KARACHI: Confirming that Karachi is among the top cities of the world with an ‘alarming’ increase in HIV prevalence, a senior official of the Joint United Nations Programme on HIV/AIDS (UNAIDS) said political leadership of the country should chip in with all resources available to contain the disease from turning as lethal as it was in Africa.

“Since Karachi is among the top cities of the world where HIV’s prevalence is high it is time to work more efficiently among such communities in this city, including raising awareness among all stakeholders to keep the disease in check,” said Dr Mamadou Sakho, country director, UNAIDS Pakistan and Afghanistan, while briefing the representatives of media at a hotel here on Wednesday.

He said it was time to work among the communities, which were vulnerable to the disease. They were termed the ‘most at risk’ populations, including people who inject drugs (PWIDs), transgender people, male and female sex workers and prisoners.

He said his organisation had selected Karachi among other top cities of the world where sizeable number of people with HIV lived and its prevalence was alarming.

“At present, Pakistan is among the countries where specific communities are exposed to HIV, warranting us to work among them and contain the disease. If it is not done and the disease gets generalised like it is in the countries of Africa, it will become too difficult to rein it in.”

He said in a recent meeting with the parliamentarians of the country, he had advised them to work diligently to contain the disease with all resources available while the world was there to support Pakistan in certain fields technically and financially.

Political support needed

“Pakistanis, especially [the] political leadership, should support the initiative to free the country from this disease.”

He said improvement was needed in management and the accountability apparatus.
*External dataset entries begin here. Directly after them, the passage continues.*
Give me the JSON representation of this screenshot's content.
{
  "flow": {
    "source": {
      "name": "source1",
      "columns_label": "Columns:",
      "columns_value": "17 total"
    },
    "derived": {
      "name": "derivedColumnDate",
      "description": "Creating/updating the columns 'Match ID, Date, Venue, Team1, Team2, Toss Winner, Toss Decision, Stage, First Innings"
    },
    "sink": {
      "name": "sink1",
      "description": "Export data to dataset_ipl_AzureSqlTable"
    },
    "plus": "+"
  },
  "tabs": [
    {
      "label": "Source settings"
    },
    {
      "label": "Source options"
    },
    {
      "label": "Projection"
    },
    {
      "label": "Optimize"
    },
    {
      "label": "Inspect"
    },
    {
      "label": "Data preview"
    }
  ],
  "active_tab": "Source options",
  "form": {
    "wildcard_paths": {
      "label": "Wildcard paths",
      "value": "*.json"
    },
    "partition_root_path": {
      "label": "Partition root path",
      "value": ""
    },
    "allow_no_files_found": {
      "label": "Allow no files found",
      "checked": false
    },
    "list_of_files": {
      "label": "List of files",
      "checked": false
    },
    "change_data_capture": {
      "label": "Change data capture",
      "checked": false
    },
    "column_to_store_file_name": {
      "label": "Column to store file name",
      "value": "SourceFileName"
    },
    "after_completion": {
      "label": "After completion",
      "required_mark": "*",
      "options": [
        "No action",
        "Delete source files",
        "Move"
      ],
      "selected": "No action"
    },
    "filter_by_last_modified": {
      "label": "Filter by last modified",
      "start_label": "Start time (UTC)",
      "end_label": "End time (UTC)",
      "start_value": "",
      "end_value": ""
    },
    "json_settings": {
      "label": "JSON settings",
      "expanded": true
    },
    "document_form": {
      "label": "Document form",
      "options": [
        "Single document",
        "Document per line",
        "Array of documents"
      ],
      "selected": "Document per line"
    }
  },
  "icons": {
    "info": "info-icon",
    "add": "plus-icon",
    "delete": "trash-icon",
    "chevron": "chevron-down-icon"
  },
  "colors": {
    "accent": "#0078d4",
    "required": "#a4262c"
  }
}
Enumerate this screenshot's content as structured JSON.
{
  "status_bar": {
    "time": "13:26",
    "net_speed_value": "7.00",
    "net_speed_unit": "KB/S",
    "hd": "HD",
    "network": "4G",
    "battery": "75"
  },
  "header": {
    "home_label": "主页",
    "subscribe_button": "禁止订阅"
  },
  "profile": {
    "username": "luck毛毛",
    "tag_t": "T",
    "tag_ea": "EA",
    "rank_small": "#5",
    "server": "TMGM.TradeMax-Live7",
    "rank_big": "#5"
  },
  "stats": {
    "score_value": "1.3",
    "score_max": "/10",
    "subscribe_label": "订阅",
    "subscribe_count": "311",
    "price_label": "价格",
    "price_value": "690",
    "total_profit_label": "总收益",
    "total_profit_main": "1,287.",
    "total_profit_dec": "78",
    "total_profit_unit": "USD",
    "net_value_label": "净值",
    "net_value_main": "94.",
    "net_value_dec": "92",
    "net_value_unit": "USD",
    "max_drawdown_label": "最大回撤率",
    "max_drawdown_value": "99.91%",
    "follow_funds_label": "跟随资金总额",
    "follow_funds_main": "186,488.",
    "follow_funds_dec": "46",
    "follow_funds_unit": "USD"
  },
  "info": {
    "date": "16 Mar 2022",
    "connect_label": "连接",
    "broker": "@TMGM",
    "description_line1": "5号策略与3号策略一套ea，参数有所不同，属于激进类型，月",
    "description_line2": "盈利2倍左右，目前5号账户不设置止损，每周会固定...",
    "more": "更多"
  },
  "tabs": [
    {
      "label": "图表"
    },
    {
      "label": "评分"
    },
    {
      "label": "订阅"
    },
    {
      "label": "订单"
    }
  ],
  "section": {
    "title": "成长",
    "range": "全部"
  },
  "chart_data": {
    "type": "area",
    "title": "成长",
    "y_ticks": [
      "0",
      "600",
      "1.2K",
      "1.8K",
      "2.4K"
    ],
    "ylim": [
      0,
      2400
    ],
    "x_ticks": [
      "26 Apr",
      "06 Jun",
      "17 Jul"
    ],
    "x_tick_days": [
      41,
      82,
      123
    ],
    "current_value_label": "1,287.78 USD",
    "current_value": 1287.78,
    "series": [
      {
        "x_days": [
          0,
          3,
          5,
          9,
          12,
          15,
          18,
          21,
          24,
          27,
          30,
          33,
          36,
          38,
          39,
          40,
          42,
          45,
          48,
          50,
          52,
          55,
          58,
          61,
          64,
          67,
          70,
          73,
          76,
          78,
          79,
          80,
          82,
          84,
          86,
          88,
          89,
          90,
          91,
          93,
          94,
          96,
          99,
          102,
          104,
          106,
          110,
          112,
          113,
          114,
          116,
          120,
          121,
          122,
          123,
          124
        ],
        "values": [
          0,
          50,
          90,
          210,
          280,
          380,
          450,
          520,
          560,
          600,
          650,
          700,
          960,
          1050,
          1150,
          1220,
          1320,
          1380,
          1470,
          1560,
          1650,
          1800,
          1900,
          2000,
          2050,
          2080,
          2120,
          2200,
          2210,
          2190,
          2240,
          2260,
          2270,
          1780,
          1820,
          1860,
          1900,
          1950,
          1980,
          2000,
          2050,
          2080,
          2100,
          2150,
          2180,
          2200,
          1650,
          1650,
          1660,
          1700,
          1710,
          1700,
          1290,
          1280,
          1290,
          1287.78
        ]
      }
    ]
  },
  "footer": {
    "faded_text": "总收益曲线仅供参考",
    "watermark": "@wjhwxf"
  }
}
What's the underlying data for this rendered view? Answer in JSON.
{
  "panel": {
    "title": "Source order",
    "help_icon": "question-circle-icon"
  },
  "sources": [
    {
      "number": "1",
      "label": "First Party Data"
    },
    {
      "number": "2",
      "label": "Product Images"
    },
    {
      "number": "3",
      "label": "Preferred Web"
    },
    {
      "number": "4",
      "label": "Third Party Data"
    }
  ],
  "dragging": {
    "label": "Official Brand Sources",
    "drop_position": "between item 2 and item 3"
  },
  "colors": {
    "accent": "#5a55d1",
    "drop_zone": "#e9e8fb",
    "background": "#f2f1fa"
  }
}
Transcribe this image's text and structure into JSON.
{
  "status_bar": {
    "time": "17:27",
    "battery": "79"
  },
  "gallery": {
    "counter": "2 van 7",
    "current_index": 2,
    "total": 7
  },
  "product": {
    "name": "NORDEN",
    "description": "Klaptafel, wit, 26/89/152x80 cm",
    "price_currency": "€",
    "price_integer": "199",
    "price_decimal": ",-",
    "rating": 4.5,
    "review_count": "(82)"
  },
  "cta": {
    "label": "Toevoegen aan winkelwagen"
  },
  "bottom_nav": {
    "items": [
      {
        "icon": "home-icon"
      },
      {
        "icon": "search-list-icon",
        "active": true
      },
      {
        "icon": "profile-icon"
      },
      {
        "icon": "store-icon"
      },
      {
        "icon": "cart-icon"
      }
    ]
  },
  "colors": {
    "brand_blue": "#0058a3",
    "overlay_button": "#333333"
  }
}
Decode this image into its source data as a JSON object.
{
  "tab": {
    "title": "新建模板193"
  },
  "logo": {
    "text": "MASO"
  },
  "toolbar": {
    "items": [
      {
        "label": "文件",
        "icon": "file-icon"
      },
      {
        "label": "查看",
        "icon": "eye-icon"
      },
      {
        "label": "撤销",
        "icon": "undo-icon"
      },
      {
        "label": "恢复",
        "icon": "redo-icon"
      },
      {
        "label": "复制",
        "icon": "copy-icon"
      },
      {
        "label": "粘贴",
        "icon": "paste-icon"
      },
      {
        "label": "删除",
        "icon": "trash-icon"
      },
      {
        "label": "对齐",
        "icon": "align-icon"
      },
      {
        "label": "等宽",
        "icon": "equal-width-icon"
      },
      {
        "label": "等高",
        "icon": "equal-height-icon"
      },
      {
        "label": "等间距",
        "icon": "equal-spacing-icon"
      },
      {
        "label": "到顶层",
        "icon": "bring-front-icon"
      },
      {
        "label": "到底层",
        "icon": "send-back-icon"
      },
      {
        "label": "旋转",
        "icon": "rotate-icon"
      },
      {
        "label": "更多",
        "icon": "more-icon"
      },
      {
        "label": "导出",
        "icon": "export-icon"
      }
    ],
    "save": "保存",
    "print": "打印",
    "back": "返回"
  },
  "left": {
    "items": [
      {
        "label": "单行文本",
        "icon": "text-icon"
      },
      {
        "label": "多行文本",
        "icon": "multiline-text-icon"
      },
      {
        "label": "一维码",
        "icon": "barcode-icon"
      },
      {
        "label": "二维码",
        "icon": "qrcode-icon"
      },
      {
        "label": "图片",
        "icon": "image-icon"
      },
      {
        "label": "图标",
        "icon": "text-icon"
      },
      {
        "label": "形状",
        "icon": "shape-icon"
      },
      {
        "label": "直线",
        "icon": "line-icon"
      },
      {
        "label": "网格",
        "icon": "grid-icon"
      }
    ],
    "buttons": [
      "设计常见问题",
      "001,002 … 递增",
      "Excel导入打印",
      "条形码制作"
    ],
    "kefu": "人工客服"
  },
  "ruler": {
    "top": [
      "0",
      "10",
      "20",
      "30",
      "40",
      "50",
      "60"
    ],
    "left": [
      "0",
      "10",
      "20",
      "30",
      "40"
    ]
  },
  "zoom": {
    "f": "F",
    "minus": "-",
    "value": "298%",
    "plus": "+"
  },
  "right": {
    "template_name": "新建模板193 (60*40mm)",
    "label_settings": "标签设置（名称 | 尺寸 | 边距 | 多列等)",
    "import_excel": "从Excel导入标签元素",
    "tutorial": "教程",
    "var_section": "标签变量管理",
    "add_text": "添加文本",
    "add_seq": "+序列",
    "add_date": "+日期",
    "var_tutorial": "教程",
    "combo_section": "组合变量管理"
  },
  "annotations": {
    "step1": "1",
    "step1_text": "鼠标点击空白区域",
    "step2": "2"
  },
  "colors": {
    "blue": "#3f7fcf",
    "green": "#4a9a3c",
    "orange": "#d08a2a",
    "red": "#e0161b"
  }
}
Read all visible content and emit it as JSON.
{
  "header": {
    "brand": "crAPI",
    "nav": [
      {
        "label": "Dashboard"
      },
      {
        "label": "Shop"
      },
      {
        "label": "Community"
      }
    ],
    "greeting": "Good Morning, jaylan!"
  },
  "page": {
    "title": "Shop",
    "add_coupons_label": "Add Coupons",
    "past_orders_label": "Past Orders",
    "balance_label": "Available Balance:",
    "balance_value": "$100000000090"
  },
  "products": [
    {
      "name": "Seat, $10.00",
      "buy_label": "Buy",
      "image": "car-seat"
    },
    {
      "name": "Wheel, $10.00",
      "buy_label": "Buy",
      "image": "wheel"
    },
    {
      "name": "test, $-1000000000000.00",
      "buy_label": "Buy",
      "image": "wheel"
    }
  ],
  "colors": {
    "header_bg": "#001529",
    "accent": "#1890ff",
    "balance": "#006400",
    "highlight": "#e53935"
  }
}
Dr Younis Chachar, programme manager of the Sindh AIDS Control Programme (SACP), said the new estimates showed that Sindh had almost half of the country’s total HIV population, which was some 56,949.

However, he said his organisation had reported 11,464 HIV patients so far who had been put under treatment. They included 11,225 HIV positive people, while the remaining 239 were full-blown AIDS cases.

He said in addition to treatment facilities in Karachi and Larkana, the SACP would be establishing more facilities in the city and the rest of Sindh.

They included centres in the Aga Khan Hospital, the Jinnah Postgraduate Medical Centre, the Lyari General Hospital, and the Abbasi Shaheed Hospital in Karachi and similar facilities in Hyderabad, Benazirabad, Sukkur, Mirpurkhas and other parts of Larkana division.

Family awareness centres from basic health units and rural health centres’ level to tertiary levels in Sindh districts had been planned.

The SACP had helped 45 mothers with HIV — 26 in Karachi and 19 in Larkana — to have HIV-free pregnancies and the effort would be expanded to other districts as well.

The new plans, he said, would help the SACP achieve 80 per cent coverage instead of present 40pc.

He said UNAIDS had selected Karachi for exclusive attention since “if Karachi is controlled, it will help to save the country.”

He said similar focus had also been promised by UNAIDS for Larkana, where a recent HIV scare had shocked the country.

Dr Sofia Furqan of the National AIDS Control Programme also spoke.